O que é curioso observar, frente a esta tentativa de uma ultimate experience deste show, é como este mesmo desejo de totalização é parte do que explica que o resultado final resulte muito menos energizado do que era o caso no filme de Scorsese acima citado, por exemplo. Porque por mais que o 3D simule uma presença física, o que ele não pode fazer é permitir uma verdadeira interação para além das texturas visuais. E aí, o show do U2, com seu pendor para a grandiosidade de arena, acaba se revelando uma péssima escolha para algo que quer nos levar para perto – porque os próprios músicos não parecem perto de nada, a começar por eles mesmos.

Embora haja vários momentos em que a movimentação (principalmente de Bono, mas não só) tente criar situações desta dita “aproximação” (menos entre os músicos e mais entre eles e a platéia – ou pelo menos a parcela desta mais próxima do palco), nunca se consegue evitar a sensação de um espetáculo onde esta aproximação soa posada, protocolar,  parte do script – o que aliás, no caso, é mais do que uma expressão de linguagem, porque para juntar aquilo que claramente são 5 ou 6 apresentações diferentes como se fosse apenas um show contínuo, certamente foi montado um roteiro de movimentos no palco bastante rígido, para que os shows pudessem permitir o corte entre eles com continuidade. O que resulta disso é que nos aproximamos de um show em que não parecemos realmente convidados a estar perto, a dividir a experiência pequena de habitar aquele palco – como, por exemplo, acontecia em pleno 2D no filme de Scorsese/Stones, com a câmera hiper-atenta e a interação musical única no palco. Aqui no filme-show do U2, todas as cenas no palco parecem frias, ensaiadas, e, não obstante as novas texturas do 3D, continuamos distantes – se não na dimensão física da imagem, na emocional (e para isso certamente não ajudam em nada as tradicionais papagaiadas politicamente corretas de Bono, quando ele deixa de lado o – bom – cantor que é para encarnar o guia político-espiritual de massas).

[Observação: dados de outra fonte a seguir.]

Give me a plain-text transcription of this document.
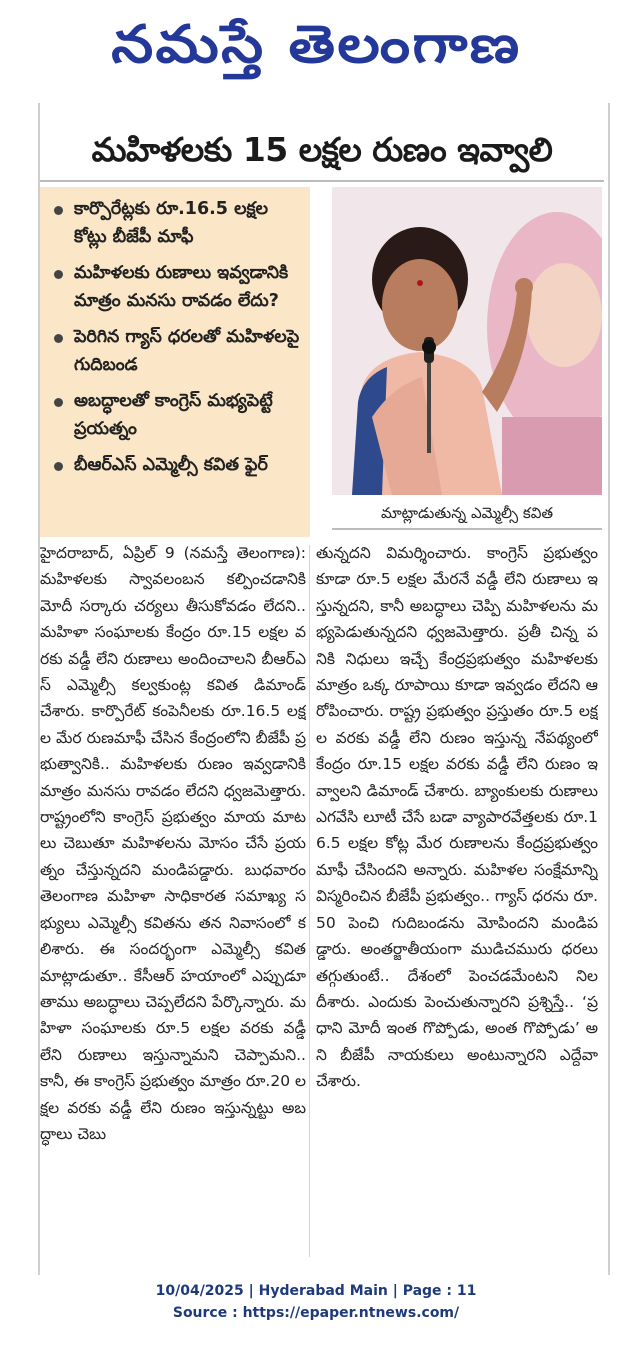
నమస్తే తెలంగాణ
మహిళలకు 15 లక్షల రుణం ఇవ్వాలి
కార్పొరేట్లకు రూ.16.5 లక్షల కోట్లు బీజేపీ మాఫీ
మహిళలకు రుణాలు ఇవ్వడానికి మాత్రం మనసు రావడం లేదు?
పెరిగిన గ్యాస్ ధరలతో మహిళలపై గుదిబండ
అబద్ధాలతో కాంగ్రెస్ మభ్యపెట్టే ప్రయత్నం
బీఆర్ఎస్ ఎమ్మెల్సీ కవిత ఫైర్
మాట్లాడుతున్న ఎమ్మెల్సీ కవిత
హైదరాబాద్, ఏప్రిల్ 9 (నమస్తే తెలంగాణ): మహిళలకు స్వావలంబన కల్పించడానికి మోదీ సర్కారు చర్యలు తీసుకోవడం లేదని.. మహిళా సంఘాలకు కేంద్రం రూ.15 లక్షల వరకు వడ్డీ లేని రుణాలు అందించాలని బీఆర్ఎస్ ఎమ్మెల్సీ కల్వకుంట్ల కవిత డిమాండ్ చేశారు. కార్పొరేట్ కంపెనీలకు రూ.16.5 లక్షల మేర రుణమాఫీ చేసిన కేంద్రంలోని బీజేపీ ప్రభుత్వానికి.. మహిళలకు రుణం ఇవ్వడానికి మాత్రం మనసు రావడం లేదని ధ్వజమెత్తారు. రాష్ట్రంలోని కాంగ్రెస్ ప్రభుత్వం మాయ మాటలు చెబుతూ మహిళలను మోసం చేసే ప్రయత్నం చేస్తున్నదని మండిపడ్డారు. బుధవారం తెలంగాణ మహిళా సాధికారత సమాఖ్య సభ్యులు ఎమ్మెల్సీ కవితను తన నివాసంలో కలిశారు. ఈ సందర్భంగా ఎమ్మెల్సీ కవిత మాట్లాడుతూ.. కేసీఆర్ హయాంలో ఎప్పుడూ తాము అబద్ధాలు చెప్పలేదని పేర్కొన్నారు. మహిళా సంఘాలకు రూ.5 లక్షల వరకు వడ్డీ లేని రుణాలు ఇస్తున్నామని చెప్పామని.. కానీ, ఈ కాంగ్రెస్ ప్రభుత్వం మాత్రం రూ.20 లక్షల వరకు వడ్డీ లేని రుణం ఇస్తున్నట్టు అబద్ధాలు చెబు
తున్నదని విమర్శించారు. కాంగ్రెస్ ప్రభుత్వం కూడా రూ.5 లక్షల మేరనే వడ్డీ లేని రుణాలు ఇస్తున్నదని, కానీ అబద్ధాలు చెప్పి మహిళలను మభ్యపెడుతున్నదని ధ్వజమెత్తారు. ప్రతీ చిన్న పనికి నిధులు ఇచ్చే కేంద్రప్రభుత్వం మహిళలకు మాత్రం ఒక్క రూపాయి కూడా ఇవ్వడం లేదని ఆరోపించారు. రాష్ట్ర ప్రభుత్వం ప్రస్తుతం రూ.5 లక్షల వరకు వడ్డీ లేని రుణం ఇస్తున్న నేపథ్యంలో కేంద్రం రూ.15 లక్షల వరకు వడ్డీ లేని రుణం ఇవ్వాలని డిమాండ్ చేశారు. బ్యాంకులకు రుణాలు ఎగవేసి లూటీ చేసే బడా వ్యాపారవేత్తలకు రూ.16.5 లక్షల కోట్ల మేర రుణాలను కేంద్రప్రభుత్వం మాఫీ చేసిందని అన్నారు. మహిళల సంక్షేమాన్ని విస్మరించిన బీజేపీ ప్రభుత్వం.. గ్యాస్ ధరను రూ.50 పెంచి గుదిబండను మోపిందని మండిపడ్డారు. అంతర్జాతీయంగా ముడిచమురు ధరలు తగ్గుతుంటే.. దేశంలో పెంచడమేంటని నిలదీశారు. ఎందుకు పెంచుతున్నారని ప్రశ్నిస్తే.. ‘ప్రధాని మోదీ ఇంత గొప్పోడు, అంత గొప్పోడు’ అని బీజేపీ నాయకులు అంటున్నారని ఎద్దేవా చేశారు.
10/04/2025 | Hyderabad Main | Page : 11
Source : https://epaper.ntnews.com/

A impressão que fica é que estamos muito perto de um show que seria melhor visto à distância, como espetáculo audiovisual de arena que é – não por acaso um dos mais efetivos planos do filme se dá num momento em que a câmera filma o palco bem de longe, da posição de um espectador distante. Temos vontade de que a imagem fique lá mais e mais tempo, pensando em como seria fascinante a experiência de um show como este filmado em 3D a partir de um plano-sequência estático que nos dá uma visualidade distinta de tudo que já vimos antes, tanto em shows como em filmes. Outra opção, radicalmente distinta mas também atraente, é que o filme assumisse uma interação mais viva com os efeitos visuais do telão do show, como acontece em apenas duas músicas, no que são momentos de grande interesse plástico. Ali, a interferência na imagem tira o peso de simples registro e cria uma experiência audiovisual única que poderia ser bem mais explorada pelo filme.

Aproveitando pouco estas possibilidades, o filme termina tendo seus melhores e mais engajadores momentos quando a câmera deixa de lado os músicos (ou os coloca apenas como um objeto de primeiro plano), e se foca na platéia. Isso acontece pela mistura de dois fatores: primeiro porque, o fascínio genuíno que se vê nos rostos dos espectadores é de uma emocionalidade muito mais potente que a encenação de emoção dos músicos. Ali, naqueles rostos que vemos com uma definição de imagem até então desconhecida em registros audiovisuais de show, há o sentimento de algo de novo. Além disso, quando a platéia é filmada (seja do palco, seja do fundo), este novo 3D cria uma tal riqueza de dimensões e texturas entre os espectadores que a imagem nunca consegue ser menos do que hipnótica. De repente, cada um daqueles tolos movimentos já tão vistos em filmagens de shows (as meninas nos ombros de amigos, as palmas, os celulares acesos – aliás as telas e mais telas de celulares e câmeras digitais são um capítulo à parte como imagem fascinante) surgem renovados de força e potência visual. Olhar para estes planos acaba sendo o grande prazer deste U2 3D – relegando os músicos do U2, independente de sua qualidade e presença no palco, a um inesperado papel de coadjuvantes no seu próprio filme.